If ranges are not too big you can do something like this:
n = 5 # 5 dimentions
x = (-1..1).to_a
x.product(*[x]*(n-1)).each {|i| p i}
Result:
[-1, -1, -1, -1, -1]
[-1, -1, -1, -1, 0]
[-1, -1, -1, -1, 1]
[-1, -1, -1, 0, -1]
[-1, -1, -1, 0, 0]
[-1, -1, -1, 0, 1]
[-1, -1, -1, 1, -1]
[-1, -1, -1, 1, 0]
[-1, -1, -1, 1, 1]
[-1, -1, 0, -1, -1]
[-1, -1, 0, -1, 0]
# skipped

This is what you could do... here is an example iterator.
#next(l[dim] array of lower ranges ,h[dim] = upper ranges, step[dim], dim = dimensions -1, curr[dim] = current state in dim dimensions )
def nextx(l ,h, step, dim, curr)
x = dim
update= false
while (update==false)
if curr[x] == h[x]
if x > 0
x = x-1
else
exit
end
else
curr[x]= curr[x]+step[x]
while (x < dim)
x = x+1
curr[x] = l[x]
end
update = true
end
end
return curr
end
l = [0,0,0]
h = [3,3,3]
step = [1,1,1]
currx = [0,0,2]
i = 0
while i < 70
currx = nextx(l, h, step, 2, currx)
puts currx.inspect
i=i+1
end

This is typically encountered in algorithms that explore a search space.

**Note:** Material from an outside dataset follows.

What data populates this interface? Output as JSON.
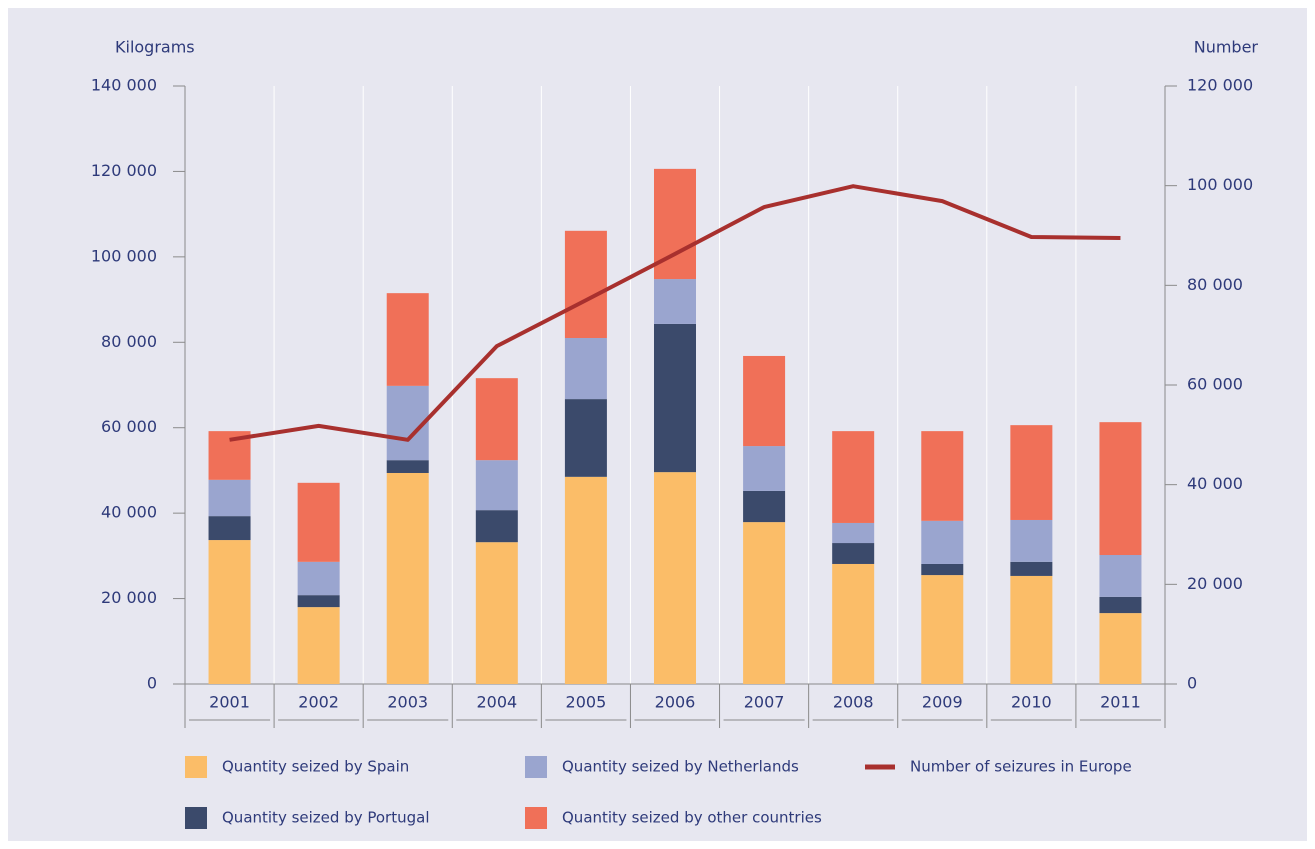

The do loops are creating a product space from the one dimensional ranges.
First pack as many ranges are needed into an array e.g.

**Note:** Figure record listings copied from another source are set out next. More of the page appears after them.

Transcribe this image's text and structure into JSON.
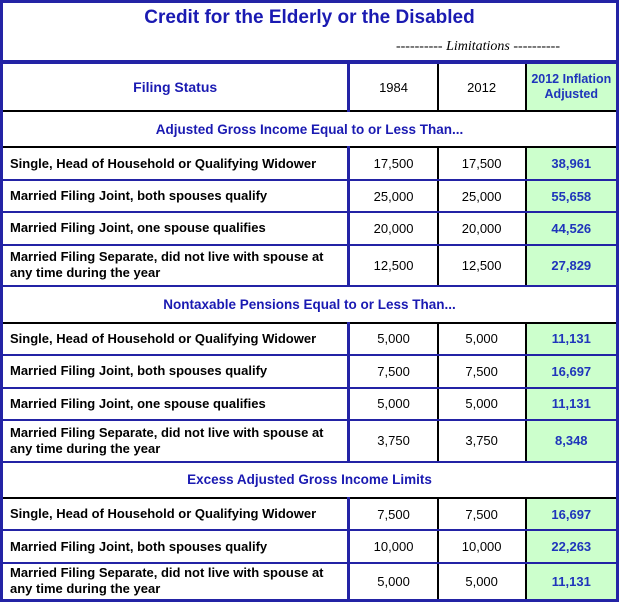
{
  "title": "Credit for the Elderly or the Disabled",
  "limitations_label": "---------- Limitations ----------",
  "colors": {
    "border_blue": "#2323a5",
    "heading_blue": "#1a1ab2",
    "value_blue": "#1f35bb",
    "inflation_bg_green": "#ccffcc",
    "divider_black": "#000000"
  },
  "header": {
    "filing_status": "Filing Status",
    "col_1984": "1984",
    "col_2012": "2012",
    "col_inflation": "2012 Inflation Adjusted"
  },
  "sections": [
    {
      "title": "Adjusted Gross Income Equal to or Less Than...",
      "rows": [
        {
          "label": "Single, Head of Household or Qualifying Widower",
          "v1984": "17,500",
          "v2012": "17,500",
          "adjusted": "38,961"
        },
        {
          "label": "Married Filing Joint, both spouses qualify",
          "v1984": "25,000",
          "v2012": "25,000",
          "adjusted": "55,658"
        },
        {
          "label": "Married Filing Joint, one spouse qualifies",
          "v1984": "20,000",
          "v2012": "20,000",
          "adjusted": "44,526"
        },
        {
          "label": "Married Filing Separate, did not live with spouse at any time during the year",
          "v1984": "12,500",
          "v2012": "12,500",
          "adjusted": "27,829"
        }
      ]
    },
    {
      "title": "Nontaxable Pensions Equal to or Less Than...",
      "rows": [
        {
          "label": "Single, Head of Household or Qualifying Widower",
          "v1984": "5,000",
          "v2012": "5,000",
          "adjusted": "11,131"
        },
        {
          "label": "Married Filing Joint, both spouses qualify",
          "v1984": "7,500",
          "v2012": "7,500",
          "adjusted": "16,697"
        },
        {
          "label": "Married Filing Joint, one spouse qualifies",
          "v1984": "5,000",
          "v2012": "5,000",
          "adjusted": "11,131"
        },
        {
          "label": "Married Filing Separate, did not live with spouse at any time during the year",
          "v1984": "3,750",
          "v2012": "3,750",
          "adjusted": "8,348"
        }
      ]
    },
    {
      "title": "Excess Adjusted Gross Income Limits",
      "rows": [
        {
          "label": "Single, Head of Household or Qualifying Widower",
          "v1984": "7,500",
          "v2012": "7,500",
          "adjusted": "16,697"
        },
        {
          "label": "Married Filing Joint, both spouses qualify",
          "v1984": "10,000",
          "v2012": "10,000",
          "adjusted": "22,263"
        },
        {
          "label": "Married Filing Separate, did not live with spouse at any time during the year",
          "v1984": "5,000",
          "v2012": "5,000",
          "adjusted": "11,131"
        }
      ]
    }
  ]
}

search_space_1Ds = [x_range.step(step_size).to_a, y_range.step(step_size).to_a, z_range.step(step_size).to_a]
then the following will work with an arbitrary number of dimensions.
search_space = search_spaces_1Ds.shift.product(*search_space_1Ds)
search_space.map do |vec|
# calculate something with vec
end
This implementation is not only concise, it makes it very clear what your algorithm is doing; enumerating through a search space that is created as the product space of the one dimensional search spaces.